MERCIA

MERCIA
51. Kelahiran Phoenix.



"Xara bagaimana kondisinya?" tanya seorang wanita dengan rambut berwarna kuning.


"masih sama, aku tak mengerti mengapa dia bisa sampai ke tempat kita, dan bisa terus bertahan dengan kondisinya sekarang." kata wanita yang bernama Xara.


"Panggil Veric bawakan aku artefak itu kesini."


"artefak?" tanya xara.


"aku jelaskan nanti cepatlah pergi!"


Xara langsung menghilang lalu muncul di depan sebuah bangunan berbentuk kubah, ia mengedipkan matanya beberapa kali.


tok.. tok.. tok..


Seorang pria yang berada dalam kubah itu bergegas membuka pintu ketika mendengar suara ketukan.


"Lady Xara" pria itu membungkuk melihat seorang wanita berdiri tak jauh dari bangunan kubah miliknya.


"Veric Ratu Sheila memanggilmu dan memintamu membawa artefak itu! kata Xara.


Pria bernama Veric itu terkejut. "apakah ratu sudah menemukannya?" kata Veric dengan mata berbinar.


"menemukan apa? hey Veric?" Xara tampak bingung melihat Veric buru-buru pergi.


Tak lama Veric muncul dengan membawa sebuah kotak besar.
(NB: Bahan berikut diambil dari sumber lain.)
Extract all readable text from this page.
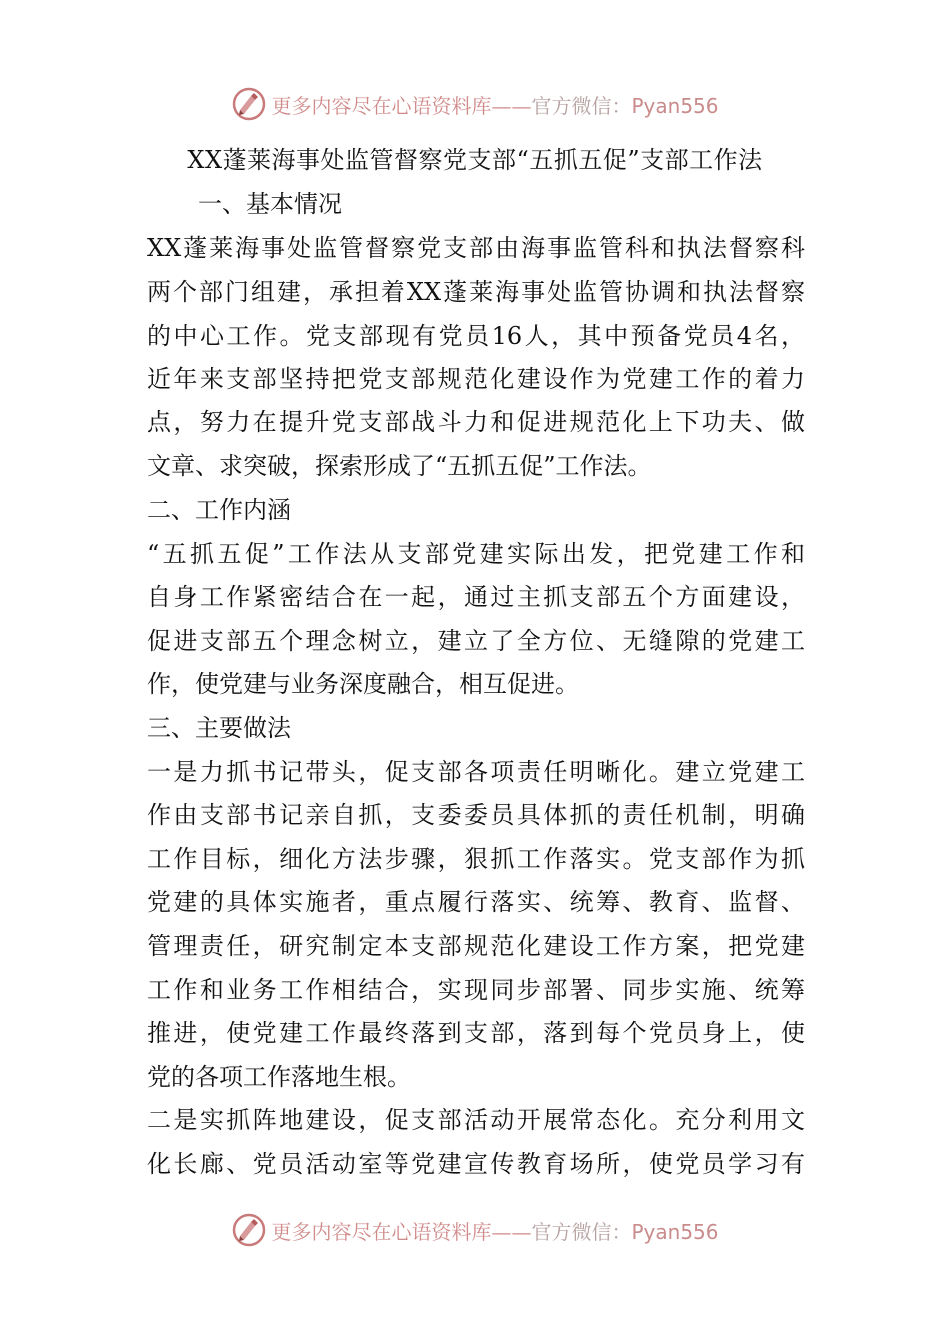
更多内容尽在心语资料库——官方微信：Pyan556
XX蓬莱海事处监管督察党支部“五抓五促”支部工作法
一、基本情况
XX蓬莱海事处监管督察党支部由海事监管科和执法督察科
两个部门组建，承担着XX蓬莱海事处监管协调和执法督察
的中心工作。党支部现有党员16人，其中预备党员4名，
近年来支部坚持把党支部规范化建设作为党建工作的着力
点，努力在提升党支部战斗力和促进规范化上下功夫、做
文章、求突破，探索形成了“五抓五促”工作法。
二、工作内涵
“五抓五促”工作法从支部党建实际出发，把党建工作和
自身工作紧密结合在一起，通过主抓支部五个方面建设，
促进支部五个理念树立，建立了全方位、无缝隙的党建工
作，使党建与业务深度融合，相互促进。
三、主要做法
一是力抓书记带头，促支部各项责任明晰化。建立党建工
作由支部书记亲自抓，支委委员具体抓的责任机制，明确
工作目标，细化方法步骤，狠抓工作落实。党支部作为抓
党建的具体实施者，重点履行落实、统筹、教育、监督、
管理责任，研究制定本支部规范化建设工作方案，把党建
工作和业务工作相结合，实现同步部署、同步实施、统筹
推进，使党建工作最终落到支部，落到每个党员身上，使
党的各项工作落地生根。
二是实抓阵地建设，促支部活动开展常态化。充分利用文
化长廊、党员活动室等党建宣传教育场所，使党员学习有
更多内容尽在心语资料库——官方微信：Pyan556
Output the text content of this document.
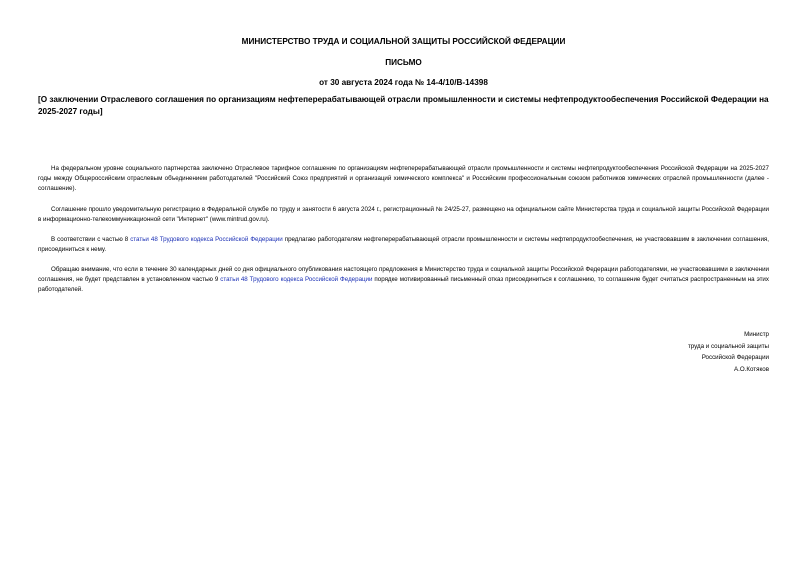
МИНИСТЕРСТВО ТРУДА И СОЦИАЛЬНОЙ ЗАЩИТЫ РОССИЙСКОЙ ФЕДЕРАЦИИ
ПИСЬМО
от 30 августа 2024 года № 14-4/10/В-14398
[О заключении Отраслевого соглашения по организациям нефтеперерабатывающей отрасли промышленности и системы нефтепродуктообеспечения Российской Федерации на 2025-2027 годы]

На федеральном уровне социального партнерства заключено Отраслевое тарифное соглашение по организациям нефтеперерабатывающей отрасли промышленности и системы нефтепродуктообеспечения Российской Федерации на 2025-2027 годы между Общероссийским отраслевым объединением работодателей "Российский Союз предприятий и организаций химического комплекса" и Российским профессиональным союзом работников химических отраслей промышленности (далее - соглашение).

Соглашение прошло уведомительную регистрацию в Федеральной службе по труду и занятости 6 августа 2024 г., регистрационный № 24/25-27, размещено на официальном сайте Министерства труда и социальной защиты Российской Федерации в информационно-телекоммуникационной сети "Интернет" (www.mintrud.gov.ru).

В соответствии с частью 8 статьи 48 Трудового кодекса Российской Федерации предлагаю работодателям нефтеперерабатывающей отрасли промышленности и системы нефтепродуктообеспечения, не участвовавшим в заключении соглашения, присоединиться к нему.

Обращаю внимание, что если в течение 30 календарных дней со дня официального опубликования настоящего предложения в Министерство труда и социальной защиты Российской Федерации работодателями, не участвовавшими в заключении соглашения, не будет представлен в установленном частью 9 статьи 48 Трудового кодекса Российской Федерации порядке мотивированный письменный отказ присоединиться к соглашению, то соглашение будет считаться распространенным на этих работодателей.

Министр
труда и социальной защиты
Российской Федерации
А.О.Котяков
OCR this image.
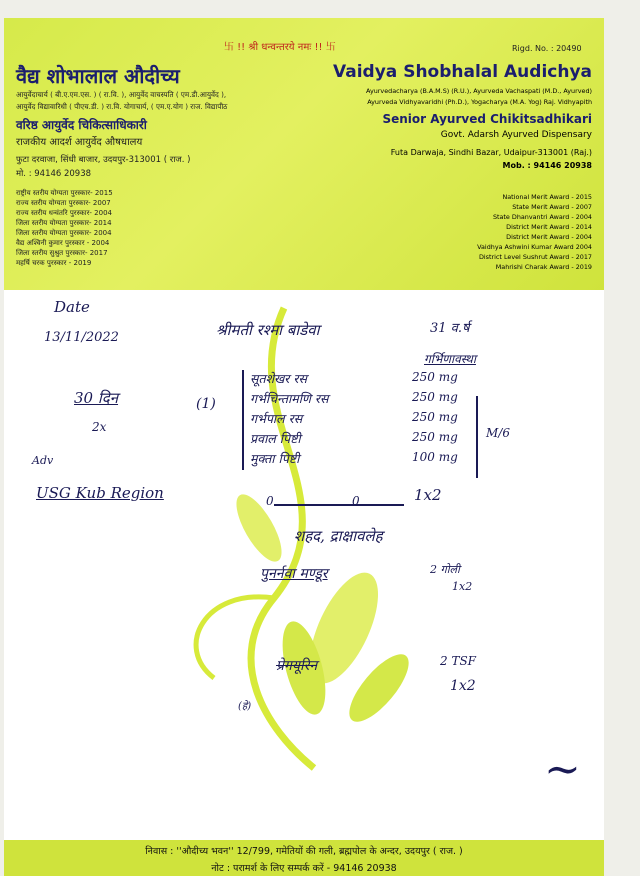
卐 !! श्री धन्वन्तरये नमः !! 卐	Rigd. No. : 20490
वैद्य शोभालाल औदीच्य
आयुर्वेदाचार्य ( बी.ए.एम.एस. ) ( रा.वि. ), आयुर्वेद वाचस्पति ( एम.डी.आयुर्वेद ),
आयुर्वेद विद्यावारिधी ( पीएच.डी. ) रा.वि. योगाचार्य, ( एम.ए.योग ) राज. विद्यापीठ
वरिष्ठ आयुर्वेद चिकित्साधिकारी
राजकीय आदर्श आयुर्वेद औषधालय
फुटा दरवाजा, सिंधी बाजार, उदयपुर-313001 ( राज. )
मो. : 94146 20938
राष्ट्रीय स्तरीय योग्यता पुरस्कार- 2015
राज्य स्तरीय योग्यता पुरस्कार- 2007
राज्य स्तरीय धन्वंतरि पुरस्कार- 2004
जिला स्तरीय योग्यता पुरस्कार- 2014
जिला स्तरीय योग्यता पुरस्कार- 2004
वैद्य अश्विनी कुमार पुरस्कार - 2004
जिला स्तरीय सुश्रुत पुरस्कार- 2017
महर्षि चरक पुरस्कार - 2019
Vaidya Shobhalal Audichya
Ayurvedacharya (B.A.M.S) (R.U.), Ayurveda Vachaspati (M.D., Ayurved)
Ayurveda Vidhyavaridhi (Ph.D.), Yogacharya (M.A. Yog) Raj. Vidhyapith
Senior Ayurved Chikitsadhikari
Govt. Adarsh Ayurved Dispensary
Futa Darwaja, Sindhi Bazar, Udaipur-313001 (Raj.)
Mob. : 94146 20938
National Merit Award - 2015
State Merit Award - 2007
State Dhanvantri Award - 2004
District Merit Award - 2014
District Merit Award - 2004
Vaidhya Ashwini Kumar Award 2004
District Level Sushrut Award - 2017
Mahrishi Charak Award - 2019
Date
13/11/2022	श्रीमती रश्मा बाडेवा	31 व.र्ष
गर्भिणावस्था
30 दिन
2x
(1)
सूतशेखर रस	250 mg
गर्भचिन्तामणि रस	250 mg
गर्भपाल रस	250 mg
प्रवाल पिष्टी	250 mg
मुक्ता पिष्टी	100 mg
M/6
Adv
USG Kub Region	0	0	1x2
शहद, द्राक्षावलेह
पुनर्नवा मण्डूर	2 गोली
1x2
प्रेगयूरिन	2 TSF
1x2
(हे)
~
निवास : ''औदीच्य भवन'' 12/799, गमेतियों की गली, ब्रह्मपोल के अन्दर, उदयपुर ( राज. )
नोट : परामर्श के लिए सम्पर्क करें - 94146 20938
Xara dan Veric segera menemui ratu Sheila.


"kakak, sebenarnya apa yang terjadi?" tanya Xara.


Sheila tak menjawab, ia mengambil kotak besar yang dibawa Veric lalu meletakannya diatas kepala seorang wanita yang terbaring lemah lalu membuka kotak itu.


Xara melihat sebuah telur besar seukuran tiga kali telur burung unta ketika kotak itu dibuka. telur berwarna putih itu tiba-tiba seperti terbakar, aura kemerahan itu perlahan-lahan masuk ke dalam tubuh wanita yang terbarinh. Sheila dan Veric tersenyum melihat kejadian itu, hanya Xara yang tampak masih kebingungan.


"artefak ini adalah baju tempur phoenix, dan seperti yang kau lihat, ia sudah menemukan pemiliknya yang baru." kata Sheila.


"aku masih tak mengerti." kata Xara.


"kekuatan iblis sudah bangkit dan semakin kuat, kristal itu sudah memilih, perisai cahaya sudah muncul, naga emas sudah muncul, sudah waktunya phoenix terlahir kembali. Xara.. peperangan besar akan terjadi di proxima, wanita ini akan menjadi pembeda, tidak seperti peperangan sebelumnya kemenangan hanya membuat kekuatan iblis itu tertidur, kali ini aku yakin kekuatan iblis itu lenyap selamanya." kata Sheila.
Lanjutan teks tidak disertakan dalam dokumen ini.